All of this lead us to build 696’s highest performing robot of all time this season.
Back to your case
Your team’s performance problems, in my opinion, really end up boiling down to culture and leadership problems. To change culture, you have to change how the team is led. Here’s a decision “schematic” I would use in your shoes:
Decision 1: Can I move into a leadership position to change the team’s culture?
If yes: Do it! It won’t be easy but it will be extremely rewarding to you and your teammates.
If no: Decision 2: Can I influence current leadership members to change team culture?
If yes: Do it!
If no: Make the most of your current position. Learn technical skills and push yourself to your limits with what situation you’re in. Remember, if you can’t control it, don’t stress over it and make the most of what you have.
Here I am again, lol! I guess my last post wasn’t my last.
I have a few new thoughts after reading through the OP.
First, the new stuff, I understand your frustrations, and I can relate to what you are going through. I have been on teams where some teammates think that “they know it all,” and then people refuse to research and try to develop concepts for future years. This is a dangerous mindset to be stuck in as it can easily lead a team to not being as successful, and then this leads to a demotivated team.

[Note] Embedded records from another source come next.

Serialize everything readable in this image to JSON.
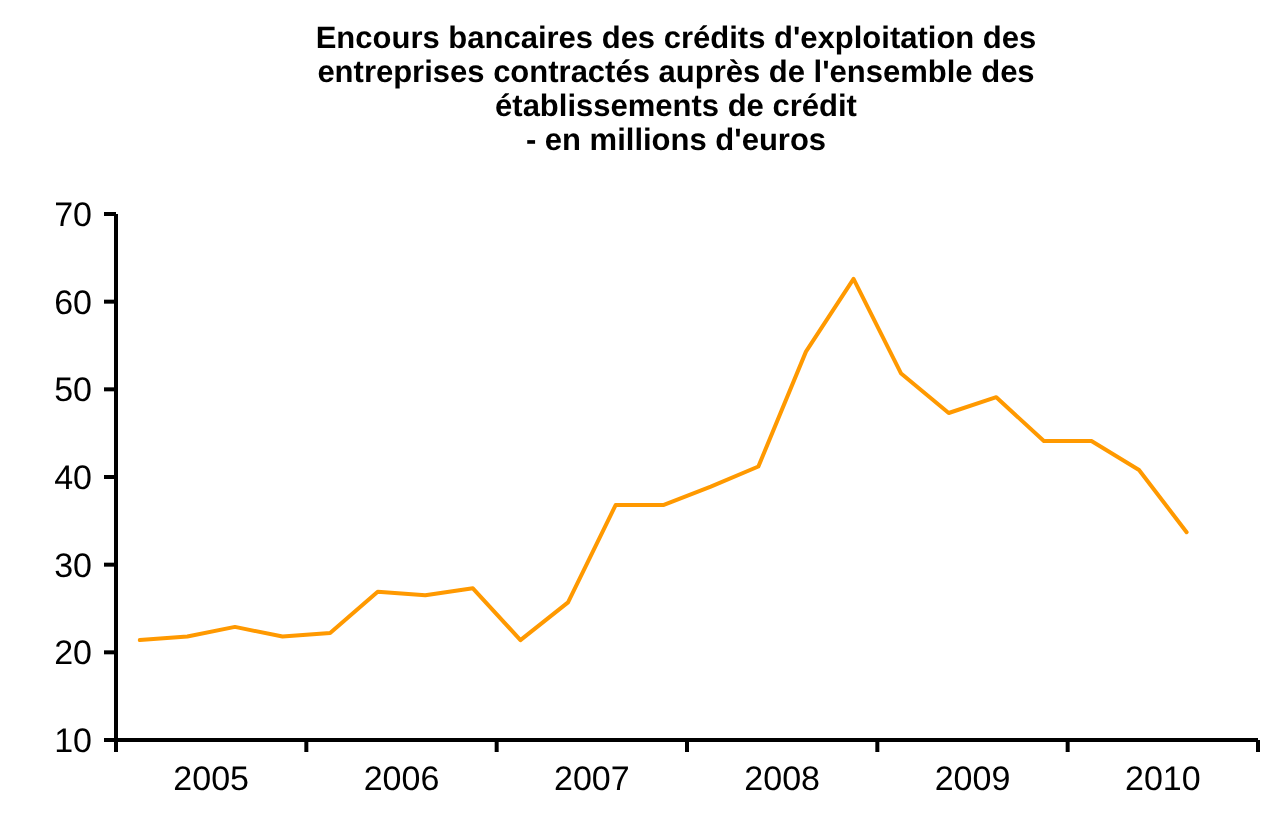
{
  "chart_data": {
    "type": "line",
    "title": "Encours bancaires des crédits d'exploitation  des\nentreprises contractés auprès de l'ensemble des\nétablissements de crédit\n- en millions d'euros",
    "categories": [
      null,
      null,
      null,
      null,
      null,
      null,
      null,
      null,
      null,
      null,
      null,
      null,
      null,
      null,
      null,
      null,
      null,
      null,
      null,
      null,
      null,
      null,
      null,
      null
    ],
    "series": [
      {
        "color": "#ff9900",
        "values": [
          21.4,
          21.8,
          22.9,
          21.8,
          22.2,
          26.9,
          26.5,
          27.3,
          21.4,
          25.7,
          36.8,
          36.8,
          38.9,
          41.2,
          54.3,
          62.6,
          51.8,
          47.3,
          49.1,
          44.1,
          44.1,
          40.8,
          33.7,
          null
        ]
      }
    ],
    "annotations": [
      "2005",
      "2006",
      "2007",
      "2008",
      "2009",
      "2010"
    ],
    "ylim": [
      10,
      70
    ],
    "yticks": [
      10,
      20,
      30,
      40,
      50,
      60,
      70
    ],
    "grid": false,
    "marker": "none",
    "line_style": "solid"
  }
}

Again, with the listening portion, I HIGHLY recommend going down the path of “Hey, it really wouldn’t hurt us to try other things rather than staying on one idea.” In my experience, this method is incredibly effective as at the end of the day, it is the duty of a mentor to provide an environment for students to learn. If this doesn’t work, then cite times in engineering history where multiple designs led to a more sound, refined product. I would also suggest bringing up the engineering process and linking this to the design thinking process of how it is essential for one to prototype to attain the best product.
I must also say that I have fallen victim to this as well where I think what I have done for my team is something that allows us to perform at a higher level of competition and then I refuse to iterate, but one thing that humbled me immensely is watching my team perform poorly. This kicked me in the butt and allowed me to research other ideas. I recommend you note this to your mentors on how idolizing one design essentially has proved to not work in the past, and then bring up how you could do a team rebuild as all the seniors who took all of the work left this year. I think it is a perfect time for you to consider making huge strides on your time and putting your foot down on ideas; again, be calm through this process. It may increase tension within the team in the short term, but it might be more beneficial in the long term.
The reason why I wanted to conceal my identity was that I didn’t want my mentors and teammates to know it was coming from me as I didn’t want to have the slightest chance of being a poor reflection of my team by saying anything controversial if I did.